Le Général de Brigade Dany YANGBA, qui a reçu leur mémorandum, a dit comprendre tout ce qui a été dit et a affirmé que chaque Congolais était libre de s'exprimer comme cela est permis dans tout pays démocratique. C'est également le souhait du Président, Félix Tshisekedi, de vivre dans un pays qui respecte les droits de l'homme.
Le conseiller spécial du gouverneur militaire a précisé que les 800 tonnes d'aide n'étaient pas seulement destinées aux déplacés de Kanyaruchinya mais à tous les déplacés de la province du Nord-Kivu, soit plus d'un million (1.000.000) de personnes.
"Les stocks qui arrivent, ceux de Kanyabayonga, Vitchumbi, Kirumba Rutshuru et Beni, n'ont été distribués à personne jusqu'à présent. Ce qui a été distribué ne l'a été qu'à ceux qui se trouvent dans les zones où nous sommes", a-t-il déclaré. Il a ajouté que les 800 tonnes étaient accompagnées d'une délégation présidentielle, et que le Président a ordonné que cette même délégation distribue l'aide sans la remettre aux autorités provinciales.
Une commission provinciale a été mise en place, composée de membres de la société civile, de la protection civile, de l'action humanitaire avec d'autres organisations humanitaires et les autorités de Nyiragongo pour observer comment les distributions seront faites. La distribution se fait selon un programme élaboré par les humanitaires qui aident le gouvernement à gérer les sites. Les sites de Kanyaruchinya ont reçu de la nourriture et des articles non alimentaires pour une garantie de trois mois en janvier, février et mars.
"Pendant ce temps, ceux du centre Don Bosco qui n'ont jamais reçu aucune aide étaient prévus pour ce lundi 6 mars, mais vous de Kanyaruchinya barricadez la route et laissez vos frères mourir de faim", a déclaré le général de brigade aux manifestants, soulignant que ceux de Masisi à Sake étaient également dans la même situation.

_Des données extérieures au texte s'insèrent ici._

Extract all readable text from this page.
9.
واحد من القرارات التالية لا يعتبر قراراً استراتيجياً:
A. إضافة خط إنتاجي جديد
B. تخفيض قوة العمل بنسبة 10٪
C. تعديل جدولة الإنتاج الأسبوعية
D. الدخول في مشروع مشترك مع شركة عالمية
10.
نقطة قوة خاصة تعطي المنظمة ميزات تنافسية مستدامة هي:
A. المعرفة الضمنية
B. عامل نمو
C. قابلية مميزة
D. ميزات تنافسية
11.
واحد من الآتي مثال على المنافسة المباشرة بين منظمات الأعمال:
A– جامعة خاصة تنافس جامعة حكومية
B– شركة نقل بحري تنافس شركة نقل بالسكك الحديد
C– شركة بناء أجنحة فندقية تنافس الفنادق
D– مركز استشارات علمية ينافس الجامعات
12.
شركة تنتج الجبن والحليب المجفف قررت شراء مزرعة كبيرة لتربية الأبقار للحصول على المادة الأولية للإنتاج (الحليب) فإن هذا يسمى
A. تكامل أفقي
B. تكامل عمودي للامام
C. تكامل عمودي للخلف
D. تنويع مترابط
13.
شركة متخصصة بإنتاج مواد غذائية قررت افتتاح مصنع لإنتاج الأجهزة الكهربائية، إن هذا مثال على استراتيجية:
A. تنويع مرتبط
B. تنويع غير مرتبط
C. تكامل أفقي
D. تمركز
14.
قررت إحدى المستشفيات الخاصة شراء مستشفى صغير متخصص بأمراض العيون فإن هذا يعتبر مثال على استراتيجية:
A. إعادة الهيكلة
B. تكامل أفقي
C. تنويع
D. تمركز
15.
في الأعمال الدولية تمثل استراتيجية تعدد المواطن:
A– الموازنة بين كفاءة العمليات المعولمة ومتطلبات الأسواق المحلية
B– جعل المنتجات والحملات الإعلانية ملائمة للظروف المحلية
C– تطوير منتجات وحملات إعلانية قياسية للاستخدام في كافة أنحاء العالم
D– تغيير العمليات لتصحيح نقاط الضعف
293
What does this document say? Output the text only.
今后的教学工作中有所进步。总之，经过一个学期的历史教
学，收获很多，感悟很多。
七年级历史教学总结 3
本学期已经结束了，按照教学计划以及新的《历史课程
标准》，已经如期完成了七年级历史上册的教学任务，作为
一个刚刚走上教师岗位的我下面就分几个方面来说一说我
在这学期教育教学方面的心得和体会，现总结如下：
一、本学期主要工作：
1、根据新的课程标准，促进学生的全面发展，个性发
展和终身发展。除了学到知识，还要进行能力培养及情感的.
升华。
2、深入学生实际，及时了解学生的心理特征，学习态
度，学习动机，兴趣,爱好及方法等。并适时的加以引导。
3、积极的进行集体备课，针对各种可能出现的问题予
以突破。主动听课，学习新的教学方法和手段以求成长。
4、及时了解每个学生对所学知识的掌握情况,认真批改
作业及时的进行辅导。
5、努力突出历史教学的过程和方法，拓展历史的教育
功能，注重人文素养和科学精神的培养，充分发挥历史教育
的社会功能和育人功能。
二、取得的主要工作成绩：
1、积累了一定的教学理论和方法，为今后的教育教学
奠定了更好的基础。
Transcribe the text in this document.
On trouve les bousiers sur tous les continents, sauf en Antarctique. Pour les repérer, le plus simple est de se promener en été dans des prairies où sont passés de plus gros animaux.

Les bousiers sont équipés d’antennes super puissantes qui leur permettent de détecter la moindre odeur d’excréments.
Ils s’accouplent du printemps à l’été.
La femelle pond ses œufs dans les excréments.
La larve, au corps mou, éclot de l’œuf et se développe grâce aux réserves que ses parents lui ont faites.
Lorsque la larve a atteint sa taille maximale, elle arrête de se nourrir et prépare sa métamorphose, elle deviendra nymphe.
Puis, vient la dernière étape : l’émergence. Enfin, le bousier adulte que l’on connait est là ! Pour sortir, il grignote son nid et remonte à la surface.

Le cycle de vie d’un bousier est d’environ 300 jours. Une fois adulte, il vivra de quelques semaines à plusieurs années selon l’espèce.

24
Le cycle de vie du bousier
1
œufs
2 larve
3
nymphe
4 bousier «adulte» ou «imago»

Cette autorité militaire a exhorté les manifestants à avoir un amour fraternel entre eux, affirmant qu'eux aussi ressentent la même souffrance, et que c'est à eux de dire que les autres ont besoin d'aide. “C’est pour cette raison que le président de la République a voulu que le partage se fasse de cette manière après avoir été alerté sur les détournements qui se font pendant les opérations de distribution”, a-t-il une fois de plus expliqué.